In an attempt to control this, the city capped the number of tourists who could visit the Acropolis to 20,000 last year.
The number of visitors to Greece has exploded, growing by 120 percent between 2019 and 2023. However, tourism plays a huge part in the country’s economy – between 25 and 30 percent of its GDP.
On the island of Santorini, this number soars to 90 percent. This leaves the country in a dilemma of how much to crack down on overcrowding.
“Each visitor brings €0.40 to the city, and we haven’t seen this money yet,” Doukas told Euronews. “We need to find a way to make tourism viable.”
He also said that excessive visitors are having an impact on local communities. In April, residents in Athens took to the streets to “mourn the death” of neighbourhoods, partaking in activities including vandalism and arson.
Many Greeks are forced to move out of the city as real estate companies turn their homes into Airbnbs for tourists. Short-term holiday rentals have surged by 500 percent in less than a decade.
At one rally, protesters chanted: “They are taking our houses while they live in the Maldives.”
In 2023, 33 million tourists visited Greece, three times the country’s population and making it the tenth most visited country in the world, according to Visual Capitalist. While tourism brings economic benefits to local businesses, it has also put a disproportionate strain on infrastructure, housing and environmental resources, argued Fortune.

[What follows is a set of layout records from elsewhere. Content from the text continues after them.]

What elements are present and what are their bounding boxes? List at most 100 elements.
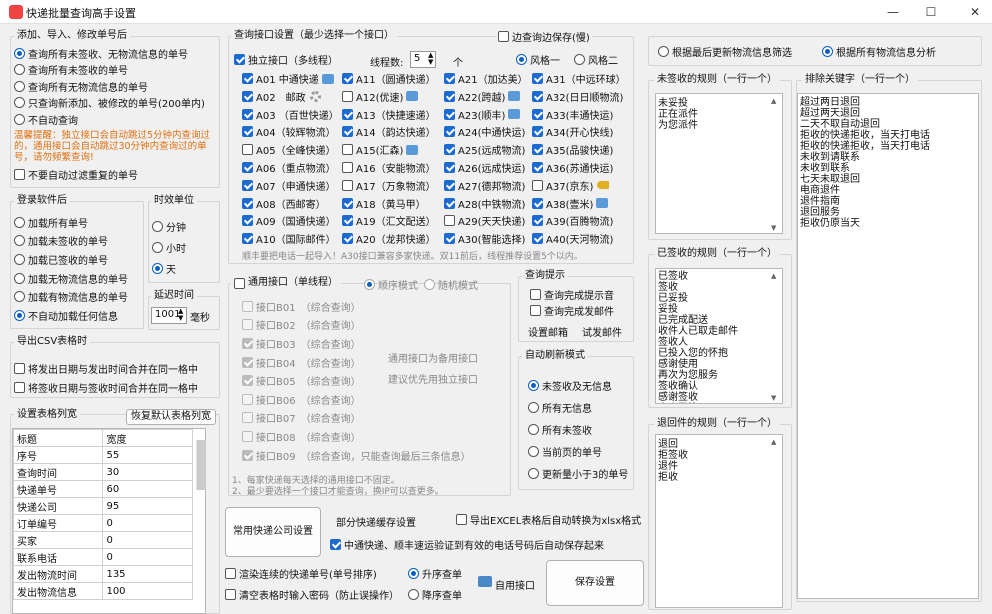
import-option[interactable]: 查询所有无物流信息的单号 <box>14 78 205 95</box>
width-cell[interactable]: 100 <box>102 582 193 600</box>
refresh-option[interactable]: 当前页的单号 <box>528 440 628 462</box>
login-option[interactable]: 加载未签收的单号 <box>14 232 128 251</box>
carrier-option[interactable]: A39(百腾物流) <box>532 212 613 229</box>
carrier-option[interactable]: A03 （百世快递） <box>242 106 339 123</box>
carrier-option[interactable]: A31（中远环球） <box>532 70 626 87</box>
checkbox[interactable] <box>530 305 541 316</box>
general-api-checkbox[interactable]: 通用接口（单线程） <box>231 276 341 290</box>
table-row[interactable]: 快递单号 60 <box>13 480 193 498</box>
carrier-option[interactable]: A11（圆通快递） <box>342 70 436 87</box>
radio[interactable] <box>14 47 25 59</box>
checkbox[interactable] <box>242 73 253 84</box>
import-option[interactable]: 不自动查询 <box>14 111 205 128</box>
checkbox[interactable] <box>242 356 253 368</box>
excel-convert-checkbox[interactable]: 导出EXCEL表格后自动转换为xlsx格式 <box>456 511 641 528</box>
gear-icon[interactable] <box>309 90 321 102</box>
desc-radio[interactable]: 降序查单 <box>408 586 462 603</box>
maximize-button[interactable]: ☐ <box>918 2 944 22</box>
checkbox[interactable] <box>242 126 253 138</box>
checkbox[interactable] <box>234 54 245 65</box>
checkbox[interactable] <box>242 233 253 245</box>
checkbox[interactable] <box>342 108 353 120</box>
signed-rules-textarea[interactable]: 已签收 签收 已妥投 妥投 已完成配送 收件人已取走邮件 签收人 已投入您的怀抱… <box>655 268 783 404</box>
save-button[interactable]: 保存设置 <box>546 560 644 606</box>
checkbox[interactable] <box>532 73 543 84</box>
radio[interactable] <box>152 263 163 274</box>
radio[interactable] <box>14 113 25 125</box>
checkbox[interactable] <box>242 162 253 173</box>
checkbox[interactable] <box>342 144 353 156</box>
cache-phone-checkbox[interactable]: 中通快递、顺丰速运验证到有效的电话号码后自动保存起来 <box>330 536 604 553</box>
checkbox[interactable] <box>532 162 543 173</box>
returned-rules-textarea[interactable]: 退回 拒签收 退件 拒收 <box>655 434 783 608</box>
general-api-option[interactable]: 接口B09 （综合查询，只能查询最后三条信息） <box>242 446 471 465</box>
time-unit-option[interactable]: 天 <box>152 258 186 279</box>
carrier-option[interactable]: A08（西邮寄） <box>242 195 326 212</box>
csv-option[interactable]: 将发出日期与发出时间合并在同一格中 <box>14 359 198 378</box>
reset-widths-button[interactable]: 恢复默认表格列宽 <box>126 409 216 425</box>
scroll-up-icon[interactable]: ▲ <box>771 97 776 105</box>
carrier-option[interactable]: A22(跨越) <box>444 88 521 105</box>
carrier-option[interactable]: A26(远成快运) <box>444 159 525 176</box>
time-unit-option[interactable]: 小时 <box>152 237 186 258</box>
carrier-option[interactable]: A07（申通快递） <box>242 177 336 194</box>
radio[interactable] <box>424 279 435 290</box>
checkbox[interactable] <box>532 144 543 156</box>
carrier-option[interactable]: A36(苏通快运) <box>532 159 613 176</box>
checkbox[interactable] <box>444 197 455 209</box>
carrier-option[interactable]: A27(德邦物流) <box>444 177 525 194</box>
radio[interactable] <box>14 309 25 321</box>
csv-option[interactable]: 将签收日期与签收时间合并在同一格中 <box>14 378 198 397</box>
sequential-mode-radio[interactable]: 顺序模式 <box>364 276 418 293</box>
general-api-option[interactable]: 接口B07 （综合查询） <box>242 409 471 428</box>
radio[interactable] <box>408 568 419 579</box>
style-one-radio[interactable]: 风格一 <box>516 51 560 68</box>
width-cell[interactable]: 0 <box>102 531 193 549</box>
login-option[interactable]: 加载已签收的单号 <box>14 250 128 269</box>
carrier-option[interactable]: A30(智能选择) <box>444 230 525 247</box>
checkbox[interactable] <box>444 108 455 120</box>
checkbox[interactable] <box>225 589 236 600</box>
width-cell[interactable]: 60 <box>102 480 193 498</box>
radio[interactable] <box>152 242 163 253</box>
checkbox[interactable] <box>242 393 253 405</box>
checkbox[interactable] <box>242 430 253 442</box>
ticket-icon[interactable] <box>508 91 521 102</box>
checkbox[interactable] <box>225 568 236 579</box>
table-row[interactable]: 快递公司 95 <box>13 497 193 515</box>
checkbox[interactable] <box>242 108 253 120</box>
checkbox[interactable] <box>234 277 245 289</box>
checkbox[interactable] <box>532 215 543 227</box>
carrier-option[interactable]: A18（黄马甲） <box>342 195 426 212</box>
general-api-option[interactable]: 接口B08 （综合查询） <box>242 427 471 446</box>
threads-spin-arrows[interactable]: ▲ ▼ <box>428 52 433 66</box>
width-cell[interactable]: 135 <box>102 565 193 583</box>
independent-checkbox[interactable]: 独立接口（多线程） <box>234 51 338 68</box>
width-cell[interactable]: 55 <box>102 446 193 464</box>
radio[interactable] <box>14 64 25 76</box>
checkbox[interactable] <box>242 375 253 387</box>
checkbox[interactable] <box>342 90 353 102</box>
general-api-option[interactable]: 接口B06 （综合查询） <box>242 390 471 409</box>
width-cell[interactable]: 0 <box>102 548 193 566</box>
radio[interactable] <box>528 401 539 413</box>
carrier-option[interactable]: A34(开心快线) <box>532 123 613 140</box>
ticket-icon[interactable] <box>406 91 419 102</box>
import-option[interactable]: 只查询新添加、被修改的单号(200单内) <box>14 95 205 112</box>
radio[interactable] <box>516 54 527 65</box>
carrier-option[interactable]: A05（全峰快递） <box>242 141 336 158</box>
checkbox[interactable] <box>532 197 543 209</box>
import-option[interactable]: 查询所有未签收的单号 <box>14 62 205 79</box>
set-mail-link[interactable]: 设置邮箱 <box>528 324 568 339</box>
radio[interactable] <box>14 291 25 303</box>
style-two-radio[interactable]: 风格二 <box>574 51 618 68</box>
checkbox[interactable] <box>444 162 455 173</box>
table-row[interactable]: 订单编号 0 <box>13 514 193 532</box>
ticket-icon[interactable] <box>406 144 419 155</box>
carrier-option[interactable]: A12(优速) <box>342 88 419 105</box>
refresh-option[interactable]: 所有无信息 <box>528 396 628 418</box>
radio[interactable] <box>152 221 163 232</box>
ticket-icon[interactable] <box>508 109 521 120</box>
carrier-option[interactable]: A04（较辉物流） <box>242 123 336 140</box>
close-button[interactable]: ✕ <box>962 2 988 22</box>
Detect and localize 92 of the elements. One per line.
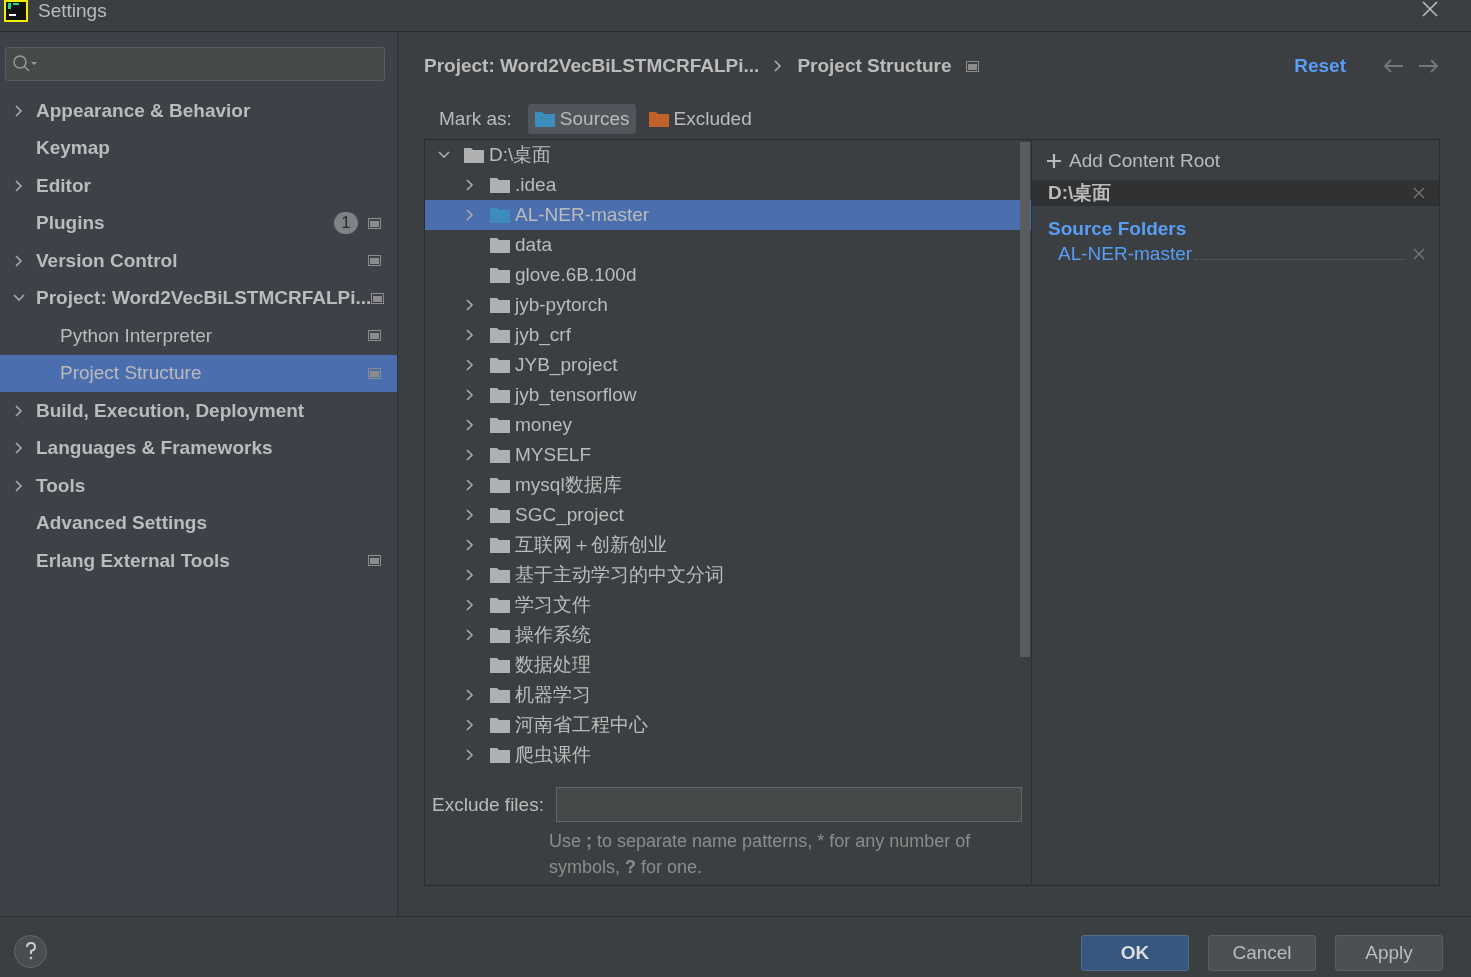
folder-tree-item[interactable]: glove.6B.100d (425, 260, 1031, 290)
forward-arrow-icon (1418, 58, 1440, 74)
count-badge: 1 (334, 212, 358, 235)
dialog-button[interactable]: Apply (1335, 935, 1443, 971)
folder-tree-item[interactable]: jyb-pytorch (425, 290, 1031, 320)
settings-nav-item[interactable]: Erlang External Tools (0, 542, 397, 580)
dialog-button[interactable]: Cancel (1208, 935, 1316, 971)
remove-icon[interactable] (1413, 187, 1425, 199)
folder-tree-item[interactable]: .idea (425, 170, 1031, 200)
folder-tree-item[interactable]: 操作系统 (425, 620, 1031, 650)
mark-as-button[interactable]: Sources (527, 104, 636, 134)
project-settings-icon (368, 367, 381, 379)
folder-icon (489, 596, 511, 614)
folder-icon (489, 626, 511, 644)
folder-icon (533, 110, 556, 128)
folder-tree-item[interactable]: 机器学习 (425, 680, 1031, 710)
settings-nav-item[interactable]: Tools (0, 467, 397, 505)
folder-tree-item[interactable]: 数据处理 (425, 650, 1031, 680)
folder-tree-item[interactable]: jyb_crf (425, 320, 1031, 350)
folder-tree-item[interactable]: 学习文件 (425, 590, 1031, 620)
folder-icon (489, 176, 511, 194)
back-arrow-icon (1382, 58, 1404, 74)
folder-icon (647, 110, 670, 128)
folder-tree-item[interactable]: D:\桌面 (425, 140, 1031, 170)
folder-icon (489, 746, 511, 764)
folder-icon (489, 716, 511, 734)
mark-as-button[interactable]: Excluded (641, 104, 758, 134)
reset-link[interactable]: Reset (1294, 55, 1346, 77)
project-settings-icon (368, 555, 381, 567)
folder-icon (489, 416, 511, 434)
folder-icon (489, 296, 511, 314)
exclude-files-field[interactable] (555, 787, 1022, 822)
settings-nav-item[interactable]: Appearance & Behavior (0, 92, 397, 130)
project-settings-icon (368, 255, 381, 267)
settings-nav-item[interactable]: Python Interpreter (0, 317, 397, 355)
settings-nav-item[interactable]: Project: Word2VecBiLSTMCRFALPi... (0, 279, 397, 317)
section-title: Source Folders (1048, 218, 1188, 240)
content-root-path: D:\桌面 (1048, 181, 1113, 205)
folder-icon (489, 656, 511, 674)
project-settings-icon (368, 330, 381, 342)
folder-tree-item[interactable]: money (425, 410, 1031, 440)
add-content-root-button[interactable]: Add Content Root (1032, 140, 1439, 180)
exclude-files-hint: Use ; to separate name patterns, * for any number of symbols, ? for one. (549, 830, 972, 879)
breadcrumb: Project: Word2VecBiLSTMCRFALPi... (424, 55, 760, 77)
folder-icon (489, 326, 511, 344)
folder-icon (489, 476, 511, 494)
dialog-button[interactable]: OK (1081, 935, 1189, 971)
question-mark-icon (24, 942, 37, 960)
folder-icon (489, 566, 511, 584)
folder-tree-item[interactable]: 基于主动学习的中文分词 (425, 560, 1031, 590)
folder-tree-item[interactable]: data (425, 230, 1031, 260)
folder-icon (489, 686, 511, 704)
folder-icon (489, 446, 511, 464)
exclude-files-label: Exclude files: (432, 793, 544, 816)
settings-nav-item[interactable]: Editor (0, 167, 397, 205)
remove-icon[interactable] (1413, 248, 1425, 260)
folder-icon (463, 146, 485, 164)
folder-tree-item[interactable]: mysql数据库 (425, 470, 1031, 500)
folder-tree-item[interactable]: JYB_project (425, 350, 1031, 380)
settings-nav-item[interactable]: Advanced Settings (0, 504, 397, 542)
folder-tree-item[interactable]: SGC_project (425, 500, 1031, 530)
settings-nav-item[interactable]: Languages & Frameworks (0, 429, 397, 467)
folder-icon (489, 536, 511, 554)
settings-nav-item[interactable]: Plugins 1 (0, 204, 397, 242)
help-button[interactable] (14, 934, 47, 968)
scrollbar-thumb[interactable] (1020, 142, 1030, 657)
project-settings-icon (368, 217, 381, 229)
search-field[interactable] (5, 47, 385, 81)
folder-tree-item[interactable]: MYSELF (425, 440, 1031, 470)
project-settings-icon (965, 60, 979, 72)
breadcrumb: Project Structure (797, 55, 952, 77)
app-logo-icon (4, 0, 28, 22)
folder-tree-item[interactable]: 互联网＋创新创业 (425, 530, 1031, 560)
source-folder-path[interactable]: AL-NER-master (1058, 243, 1193, 265)
folder-icon (489, 356, 511, 374)
folder-icon (489, 206, 511, 224)
mark-as-label: Mark as: (439, 108, 512, 130)
settings-nav-item[interactable]: Keymap (0, 129, 397, 167)
folder-icon (489, 266, 511, 284)
settings-nav-item[interactable]: Build, Execution, Deployment (0, 392, 397, 430)
folder-tree-item[interactable]: 河南省工程中心 (425, 710, 1031, 740)
folder-tree-item[interactable]: jyb_tensorflow (425, 380, 1031, 410)
close-icon[interactable] (1421, 0, 1439, 18)
folder-icon (489, 506, 511, 524)
project-settings-icon (371, 292, 385, 304)
folder-icon (489, 386, 511, 404)
folder-tree-item[interactable]: 爬虫课件 (425, 740, 1031, 770)
plus-icon (1046, 153, 1062, 169)
settings-nav-item[interactable]: Version Control (0, 242, 397, 280)
search-icon (12, 54, 38, 74)
folder-icon (489, 236, 511, 254)
window-title: Settings (38, 0, 107, 22)
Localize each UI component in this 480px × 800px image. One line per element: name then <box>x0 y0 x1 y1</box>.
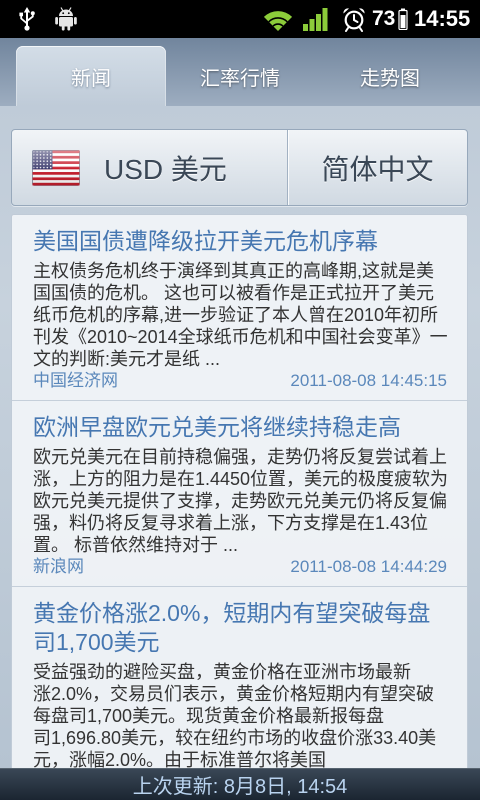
news-list: 美国国债遭降级拉开美元危机序幕 主权债务危机终于演绎到其真正的高峰期,这就是美 … <box>11 214 468 768</box>
last-updated-text: 上次更新: 8月8日, 14:54 <box>132 776 348 798</box>
news-summary-line: 文的判断:美元才是纸 ... <box>33 349 221 369</box>
clock-time: 14:55 <box>414 6 471 31</box>
tab-bar: 新闻 汇率行情 走势图 <box>0 38 480 106</box>
currency-language-selector: USD 美元 简体中文 <box>11 129 468 206</box>
news-summary-line: 刊发《2010~2014全球纸币危机和中国社会变革》一 <box>33 327 448 347</box>
news-source: 中国经济网 <box>33 371 118 390</box>
status-bar: 73 14:55 <box>0 0 480 38</box>
news-summary-line: 每盘司1,700美元。现货黄金价格最新报每盘 <box>33 706 385 726</box>
battery-icon <box>398 0 408 38</box>
news-summary-line: 置。 标普依然维持对于 ... <box>33 535 239 555</box>
battery-level-text: 73 <box>372 7 396 30</box>
last-updated-bar: 上次更新: 8月8日, 14:54 <box>0 768 480 800</box>
usb-icon <box>17 0 37 38</box>
news-summary-line: 纸币危机的序幕,进一步验证了本人曾在2010年初所 <box>33 305 439 325</box>
news-title-line: 美国国债遭降级拉开美元危机序幕 <box>33 228 378 254</box>
news-summary-line: 欧元兑美元在目前持稳偏强，走势仍将反复尝试着上 <box>33 447 447 467</box>
news-title: 黄金价格涨2.0%，短期内有望突破每盘 司1,700美元 <box>33 599 455 657</box>
news-summary-line: 涨，上方的阻力是在1.4450位置，美元的极度疲软为 <box>33 469 449 489</box>
us-flag-icon <box>32 149 80 186</box>
news-summary-line: 主权债务危机终于演绎到其真正的高峰期,这就是美 <box>33 261 434 281</box>
news-summary: 主权债务危机终于演绎到其真正的高峰期,这就是美 国国债的危机。 这也可以被看作是… <box>33 260 455 370</box>
language-selector-button[interactable]: 简体中文 <box>288 130 467 205</box>
tab-trend-chart[interactable]: 走势图 <box>315 46 465 106</box>
news-summary-line: 受益强劲的避险买盘，黄金价格在亚洲市场最新 <box>33 662 411 682</box>
signal-icon <box>302 0 328 38</box>
news-source: 新浪网 <box>33 557 84 576</box>
news-meta: 中国经济网 2011-08-08 14:45:15 <box>33 370 447 392</box>
news-meta: 新浪网 2011-08-08 14:44:29 <box>33 556 447 578</box>
alarm-clock-icon <box>341 0 367 38</box>
tab-exchange-rates[interactable]: 汇率行情 <box>166 46 314 106</box>
news-summary: 欧元兑美元在目前持稳偏强，走势仍将反复尝试着上 涨，上方的阻力是在1.4450位… <box>33 446 455 556</box>
android-icon <box>54 0 78 38</box>
tab-label: 新闻 <box>71 67 111 90</box>
news-summary-line: 涨2.0%，交易员们表示，黄金价格短期内有望突破 <box>33 684 435 704</box>
news-summary: 受益强劲的避险买盘，黄金价格在亚洲市场最新 涨2.0%，交易员们表示，黄金价格短… <box>33 661 455 768</box>
currency-label: USD 美元 <box>104 153 227 185</box>
news-title-line: 欧洲早盘欧元兑美元将继续持稳走高 <box>33 414 401 440</box>
news-summary-line: 欧元兑美元提供了支撑，走势欧元兑美元仍将反复偏 <box>33 491 447 511</box>
news-title: 欧洲早盘欧元兑美元将继续持稳走高 <box>33 413 455 442</box>
news-date: 2011-08-08 14:44:29 <box>290 557 447 576</box>
currency-selector-button[interactable]: USD 美元 <box>12 130 288 205</box>
tab-label: 汇率行情 <box>200 67 280 90</box>
news-item[interactable]: 美国国债遭降级拉开美元危机序幕 主权债务危机终于演绎到其真正的高峰期,这就是美 … <box>12 215 467 401</box>
wifi-icon <box>262 0 294 38</box>
news-content-area: USD 美元 简体中文 美国国债遭降级拉开美元危机序幕 主权债务危机终于演绎到其… <box>0 106 480 768</box>
news-summary-line: 国国债的危机。 这也可以被看作是正式拉开了美元 <box>33 283 434 303</box>
news-title: 美国国债遭降级拉开美元危机序幕 <box>33 227 455 256</box>
tab-news[interactable]: 新闻 <box>16 46 166 106</box>
news-item[interactable]: 黄金价格涨2.0%，短期内有望突破每盘 司1,700美元 受益强劲的避险买盘，黄… <box>12 587 467 768</box>
news-summary-line: 强，料仍将反复寻求着上涨，下方支撑是在1.43位 <box>33 513 429 533</box>
news-summary-line: 元，涨幅2.0%。由于标准普尔将美国 <box>33 750 327 768</box>
news-summary-line: 司1,696.80美元，较在纽约市场的收盘价涨33.40美 <box>33 728 437 748</box>
news-date: 2011-08-08 14:45:15 <box>290 371 447 390</box>
news-title-line: 黄金价格涨2.0%，短期内有望突破每盘 <box>33 600 431 626</box>
tab-label: 走势图 <box>360 67 420 90</box>
news-item[interactable]: 欧洲早盘欧元兑美元将继续持稳走高 欧元兑美元在目前持稳偏强，走势仍将反复尝试着上… <box>12 401 467 587</box>
news-title-line: 司1,700美元 <box>33 629 160 655</box>
language-label: 简体中文 <box>321 153 434 185</box>
app-screen: 73 14:55 新闻 汇率行情 走势图 USD 美元 简体中文 美国国债遭降级… <box>0 0 480 800</box>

“It turns out that the pressures exerted by tourism on the environment are linked to the change of land uses [due to the creation of new infrastructure and other facilities for tourist use], and specifically with the expansion of the urban environment at the expense of the natural,” said a government report which looking into sustainable tourism, as part of a broader effort to change Greece’s tourism model.
Earlier this year, the country decided to introduce a new tourist tax for overnight visitors, replacing the previous hotel tax. Instead, visitors pay a “climate crisis resilience fee”, which varies depending on the accommodation and the time of year. The aim of the tax is to raise funds that can help address natural disasters.
Other initiatives to manage Greece’s visitors include introducing fines for businesses which take up too much space on beaches with their sunbeds and umbrellas.
“Our goal is to protect both the environment and the right of citizens to access the beach freely, and to preserve our tourism product as well as healthy entrepreneurship,” Economy Minister Kostis Hatzidakis said in a statement, according to Agence France-Presse.
Yet, Greece is not the only country struggling to control its crowd levels. In Amsterdam, plans have been made to limit cruise ship dockings in its harbour. In the badly affected Venice, an entry fee of £4.29 for day tippers has been introduced, raking in nearly one million in the first 11 days.